Jun Ikeido is known as Japan’s king of oshigoto, or workplace fiction. Many of his novels have been adapted into wildly popular dramas and movies. Before becoming an author, he worked in the loan department of a bank, a similar position held by his main character in the titular Naoki Hanzawa two-part series.

Naoki is a savvy and success-driven salaryman. The kind of character men across Japan look up to for inspiration. However, he finds himself in the middle of a massive scandal and makes a bold move by confronting his powerful and corrupt bosses. By exposing their shady loan deals, Naoki starts the fight of his life.

The novel’s popularity stems from how Japan’s noble salaryman could stay honest and just despite being a cog in the corporate machine. The book was adapted into a series by the same name in 2013.

5. Made in Japan and Other Japanese Business Novels, Tamae Prindle

What’s it really like being a foreigner in a Japanese company?

The seven short stories in this collection are all from old-time kezai shosetsu, or economy novels. All of which had received high praise in Japan between the ‘50s and ‘80s when the sub-genre first emerged.

Tamae Prindle, a professor of East Asian studies at Colby College, translated and compiled these shorts for students, professionals, and international audiences to help them better understand Japanese work culture during that time period.

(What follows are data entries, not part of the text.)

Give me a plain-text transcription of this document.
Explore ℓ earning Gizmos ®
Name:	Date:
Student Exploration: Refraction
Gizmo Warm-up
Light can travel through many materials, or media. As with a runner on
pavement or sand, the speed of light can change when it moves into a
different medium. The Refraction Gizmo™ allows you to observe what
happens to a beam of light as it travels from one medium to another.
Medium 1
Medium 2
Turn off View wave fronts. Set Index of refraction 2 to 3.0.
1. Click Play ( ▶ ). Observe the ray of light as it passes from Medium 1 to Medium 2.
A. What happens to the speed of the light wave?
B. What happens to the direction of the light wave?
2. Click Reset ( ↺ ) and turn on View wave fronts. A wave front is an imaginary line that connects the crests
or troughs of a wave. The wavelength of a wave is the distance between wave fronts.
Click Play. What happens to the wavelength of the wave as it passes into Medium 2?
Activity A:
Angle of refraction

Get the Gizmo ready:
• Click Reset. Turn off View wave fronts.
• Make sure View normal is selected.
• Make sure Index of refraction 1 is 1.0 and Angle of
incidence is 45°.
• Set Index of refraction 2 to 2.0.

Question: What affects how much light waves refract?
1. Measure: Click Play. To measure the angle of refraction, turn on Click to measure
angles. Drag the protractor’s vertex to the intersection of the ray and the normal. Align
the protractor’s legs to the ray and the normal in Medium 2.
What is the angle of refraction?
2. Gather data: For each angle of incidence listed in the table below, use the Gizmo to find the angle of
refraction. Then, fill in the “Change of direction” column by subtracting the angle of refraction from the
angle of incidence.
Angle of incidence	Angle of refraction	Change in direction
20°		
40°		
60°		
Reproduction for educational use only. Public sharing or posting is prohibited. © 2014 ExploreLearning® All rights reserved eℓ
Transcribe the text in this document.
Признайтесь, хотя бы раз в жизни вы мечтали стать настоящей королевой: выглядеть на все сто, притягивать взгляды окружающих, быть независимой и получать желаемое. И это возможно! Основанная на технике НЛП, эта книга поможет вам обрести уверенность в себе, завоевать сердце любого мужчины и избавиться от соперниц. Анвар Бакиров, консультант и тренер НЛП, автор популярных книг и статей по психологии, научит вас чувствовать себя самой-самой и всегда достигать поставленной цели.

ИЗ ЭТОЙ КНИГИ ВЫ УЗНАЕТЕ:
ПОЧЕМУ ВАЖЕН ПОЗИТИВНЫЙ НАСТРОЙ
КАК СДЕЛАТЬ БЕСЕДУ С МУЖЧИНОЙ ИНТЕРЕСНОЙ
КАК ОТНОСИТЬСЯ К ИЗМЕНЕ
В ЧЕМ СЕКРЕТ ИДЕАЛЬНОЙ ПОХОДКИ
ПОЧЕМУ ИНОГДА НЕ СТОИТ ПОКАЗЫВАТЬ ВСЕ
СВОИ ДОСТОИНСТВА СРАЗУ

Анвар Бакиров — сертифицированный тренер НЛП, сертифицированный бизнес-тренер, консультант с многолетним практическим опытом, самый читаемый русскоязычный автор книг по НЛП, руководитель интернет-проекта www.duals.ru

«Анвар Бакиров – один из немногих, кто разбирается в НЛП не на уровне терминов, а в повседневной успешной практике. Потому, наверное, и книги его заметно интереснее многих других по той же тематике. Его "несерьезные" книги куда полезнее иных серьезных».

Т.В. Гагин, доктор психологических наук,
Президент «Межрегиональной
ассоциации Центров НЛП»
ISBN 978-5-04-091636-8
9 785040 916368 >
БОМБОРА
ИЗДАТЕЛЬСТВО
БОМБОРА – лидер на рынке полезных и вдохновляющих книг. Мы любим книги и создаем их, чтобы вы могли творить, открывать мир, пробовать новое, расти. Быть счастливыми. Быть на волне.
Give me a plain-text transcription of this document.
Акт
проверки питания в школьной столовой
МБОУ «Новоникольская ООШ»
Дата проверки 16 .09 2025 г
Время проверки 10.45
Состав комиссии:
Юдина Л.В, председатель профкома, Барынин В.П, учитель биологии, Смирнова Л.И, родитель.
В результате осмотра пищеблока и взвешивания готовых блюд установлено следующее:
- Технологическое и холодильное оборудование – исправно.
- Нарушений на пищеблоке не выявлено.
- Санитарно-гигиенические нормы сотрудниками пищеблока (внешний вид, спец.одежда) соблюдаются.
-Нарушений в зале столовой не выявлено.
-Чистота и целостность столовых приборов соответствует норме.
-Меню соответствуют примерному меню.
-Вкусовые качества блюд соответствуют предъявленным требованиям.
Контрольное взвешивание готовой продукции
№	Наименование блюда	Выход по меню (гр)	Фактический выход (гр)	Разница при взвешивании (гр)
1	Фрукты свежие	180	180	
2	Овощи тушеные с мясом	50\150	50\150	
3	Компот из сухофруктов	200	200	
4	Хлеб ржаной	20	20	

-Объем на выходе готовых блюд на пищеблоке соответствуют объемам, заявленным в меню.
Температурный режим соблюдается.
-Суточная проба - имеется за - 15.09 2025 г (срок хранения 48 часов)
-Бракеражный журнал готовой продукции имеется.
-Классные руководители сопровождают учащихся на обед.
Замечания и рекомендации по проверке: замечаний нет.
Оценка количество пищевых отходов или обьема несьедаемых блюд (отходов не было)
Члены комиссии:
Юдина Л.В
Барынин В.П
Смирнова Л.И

Each of the stories revolves around Japanese corporate culture, featuring everyday people such as bank employees, salespeople, factory workers, and businessmen. One story involves sokaiyas, a uniquely Japanese phenomenon of gangsters hired to intimidate company management as a form of blackmail. Some plot points may feel outdated, but the stories give insight into the pressures of Japanese business.